第1話

文字数 2,495文字

チェコの都市、プラハと言えば、何を思い浮かべるだろう。モルダウ河、カレル橋、プラハ城といった「百塔の街」と呼ばれるに相応しい美しい町並みを思う人もいれば、ビールやアニメをイメージする人もいるかもしれない。

私も、プラハと言えばと問われたら、間違いなくそれらについても挙げると思う。けれど、何よりも私にとってプラハは、一人の小さな女の子との出会いの街だ。
私を見上げる瞳、伸ばした小さな手、そして私を呼んだあの声…。

30代になって最初の年末、私はプラハにいた。数年前に雑誌でプラハ特集を見てから、その街並みの美しさに惹かれて、いつか行きたいとずっと思っていた。その頃仕事が忙しくて、なかなかまとまった休暇が取れずにいたのだが、たまたまその年の12月は日並びが良く、ついに念願のプラハへと、一人飛び立ったのだった。

プラハの旅は、とても楽しかった。季節柄とても寒かったけれど、頭から爪先までしっかり防寒して、一日中プラハの街を歩き回った。まだ広場にはクリスマスマーケットが残っていて、屋台でソーセージを食べ、クリスマスオーナメントをひやかした。カレル橋を散歩し、モルダウ河を眺め、有名な天文時計でからくり人形が動くのを他の観光客と一緒に見物した。

そうして5日間、存分にプラハを満喫して、明日は帰国の経由地であるドイツに移動しようという最終日の夕方、私はすっかり通い慣れたトラムの駅からホテルへの道を歩いていた。

もうすぐホテルに着くという時、父親と女の子が散歩しているところに出会った。
女の子は、1歳半前後というところか。
帽子をかぶり、モコモコのコートを着て、なにか気になるものでも見つけたのか立ち止まっている。
父親の方は黒い髪に黒い目、まだ青年っぽさが残る姿だ。
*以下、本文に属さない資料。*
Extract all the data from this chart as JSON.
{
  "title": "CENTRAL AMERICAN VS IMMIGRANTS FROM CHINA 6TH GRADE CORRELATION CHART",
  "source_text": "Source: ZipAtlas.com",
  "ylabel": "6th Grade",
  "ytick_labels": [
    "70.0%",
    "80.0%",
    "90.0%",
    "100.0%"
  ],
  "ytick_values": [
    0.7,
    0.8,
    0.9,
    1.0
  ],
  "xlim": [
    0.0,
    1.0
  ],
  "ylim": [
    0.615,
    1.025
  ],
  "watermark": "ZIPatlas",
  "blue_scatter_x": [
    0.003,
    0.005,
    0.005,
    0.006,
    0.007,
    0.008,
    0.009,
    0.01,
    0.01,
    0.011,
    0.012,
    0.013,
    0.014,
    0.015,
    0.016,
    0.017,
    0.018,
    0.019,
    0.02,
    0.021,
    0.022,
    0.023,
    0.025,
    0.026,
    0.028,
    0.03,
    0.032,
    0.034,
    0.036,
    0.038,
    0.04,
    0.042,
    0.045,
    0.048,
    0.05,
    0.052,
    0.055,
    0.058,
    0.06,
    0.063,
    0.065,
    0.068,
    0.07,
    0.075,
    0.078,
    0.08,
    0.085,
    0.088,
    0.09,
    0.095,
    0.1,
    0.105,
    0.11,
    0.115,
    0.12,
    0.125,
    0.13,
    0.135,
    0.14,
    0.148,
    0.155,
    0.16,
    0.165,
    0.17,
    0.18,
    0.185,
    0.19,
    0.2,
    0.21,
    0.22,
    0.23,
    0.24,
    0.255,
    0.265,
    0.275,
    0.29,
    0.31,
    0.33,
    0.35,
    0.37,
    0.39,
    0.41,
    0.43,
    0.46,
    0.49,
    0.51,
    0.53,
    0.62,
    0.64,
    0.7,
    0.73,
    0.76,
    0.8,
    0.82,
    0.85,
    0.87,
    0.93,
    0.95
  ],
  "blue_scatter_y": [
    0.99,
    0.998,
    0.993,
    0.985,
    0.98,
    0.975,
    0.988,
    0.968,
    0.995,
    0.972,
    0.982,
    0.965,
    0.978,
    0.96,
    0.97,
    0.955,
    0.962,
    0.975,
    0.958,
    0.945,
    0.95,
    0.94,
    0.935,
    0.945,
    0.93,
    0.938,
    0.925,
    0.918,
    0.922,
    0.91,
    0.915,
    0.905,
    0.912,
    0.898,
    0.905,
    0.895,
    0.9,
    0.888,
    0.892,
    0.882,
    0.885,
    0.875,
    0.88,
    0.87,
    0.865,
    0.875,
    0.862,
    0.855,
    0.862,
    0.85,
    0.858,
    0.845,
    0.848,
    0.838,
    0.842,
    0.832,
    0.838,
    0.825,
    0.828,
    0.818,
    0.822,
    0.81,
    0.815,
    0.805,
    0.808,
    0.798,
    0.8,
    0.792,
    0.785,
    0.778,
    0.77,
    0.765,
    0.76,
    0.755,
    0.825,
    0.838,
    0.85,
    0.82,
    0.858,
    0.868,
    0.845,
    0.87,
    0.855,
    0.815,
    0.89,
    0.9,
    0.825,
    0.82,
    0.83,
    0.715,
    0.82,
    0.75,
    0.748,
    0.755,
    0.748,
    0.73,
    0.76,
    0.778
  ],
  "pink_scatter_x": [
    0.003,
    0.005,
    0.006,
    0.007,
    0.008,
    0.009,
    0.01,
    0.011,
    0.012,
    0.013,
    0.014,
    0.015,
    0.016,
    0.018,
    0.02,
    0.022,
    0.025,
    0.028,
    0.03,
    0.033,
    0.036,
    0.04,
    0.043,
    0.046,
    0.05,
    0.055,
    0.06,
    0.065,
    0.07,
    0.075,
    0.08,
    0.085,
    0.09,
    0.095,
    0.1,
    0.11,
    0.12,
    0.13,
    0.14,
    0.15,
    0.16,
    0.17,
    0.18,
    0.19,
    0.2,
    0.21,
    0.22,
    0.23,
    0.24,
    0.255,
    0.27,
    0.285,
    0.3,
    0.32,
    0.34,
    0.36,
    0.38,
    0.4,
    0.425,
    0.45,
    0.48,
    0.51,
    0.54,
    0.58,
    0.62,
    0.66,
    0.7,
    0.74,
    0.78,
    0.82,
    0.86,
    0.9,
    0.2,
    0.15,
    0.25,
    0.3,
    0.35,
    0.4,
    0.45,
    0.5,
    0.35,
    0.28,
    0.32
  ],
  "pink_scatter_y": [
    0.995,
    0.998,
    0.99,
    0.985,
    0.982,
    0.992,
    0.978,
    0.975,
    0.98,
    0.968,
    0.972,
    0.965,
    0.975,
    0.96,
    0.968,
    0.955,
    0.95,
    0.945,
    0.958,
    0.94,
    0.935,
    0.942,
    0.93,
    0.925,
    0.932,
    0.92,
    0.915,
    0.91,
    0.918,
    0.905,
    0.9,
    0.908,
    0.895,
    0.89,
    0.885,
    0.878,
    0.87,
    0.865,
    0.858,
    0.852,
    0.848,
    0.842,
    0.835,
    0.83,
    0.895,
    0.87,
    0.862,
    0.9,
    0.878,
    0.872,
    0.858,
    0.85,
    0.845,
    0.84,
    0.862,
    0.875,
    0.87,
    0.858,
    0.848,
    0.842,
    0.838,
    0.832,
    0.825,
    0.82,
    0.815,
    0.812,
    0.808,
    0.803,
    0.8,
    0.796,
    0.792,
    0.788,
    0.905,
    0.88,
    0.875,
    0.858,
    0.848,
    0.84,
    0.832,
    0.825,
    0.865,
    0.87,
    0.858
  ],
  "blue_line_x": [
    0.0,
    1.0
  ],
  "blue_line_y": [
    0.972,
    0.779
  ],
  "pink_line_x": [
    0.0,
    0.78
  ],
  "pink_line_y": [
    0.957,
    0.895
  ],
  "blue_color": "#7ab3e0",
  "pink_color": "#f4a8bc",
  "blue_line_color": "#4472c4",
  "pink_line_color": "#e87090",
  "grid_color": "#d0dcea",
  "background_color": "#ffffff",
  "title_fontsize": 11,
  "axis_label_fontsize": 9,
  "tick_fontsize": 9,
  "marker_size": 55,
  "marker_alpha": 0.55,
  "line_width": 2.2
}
こちらも立ち止まり、女の子を見守っている。

私は二人の横を通り過ぎようとした。その時、女の子が、私にちょこちょこと近づいてきた。灰色がかった青い瞳で、私をじーっと見上げて、にこにこしている。

当時、私は子供好きというわけではなく、むしろ苦手なぐらいだったのだけれど、その子が無防備にこちらを見上げる様はなんとも可愛らしく、思わず微笑んだ。
父親の方も笑顔でこちらに近づいてくる。なにか話しかけられたが、チェコ語なのか意味は分からない。「やあ、この子はあなたに興味があるみたいですね」とでも言っていたのかもしれない。
私の方もチェコ語はおろか、英語も片言の有り様だったので「かわいい、Very cute」とだけ返した。そして、その子の帽子の頭をそっと撫でた。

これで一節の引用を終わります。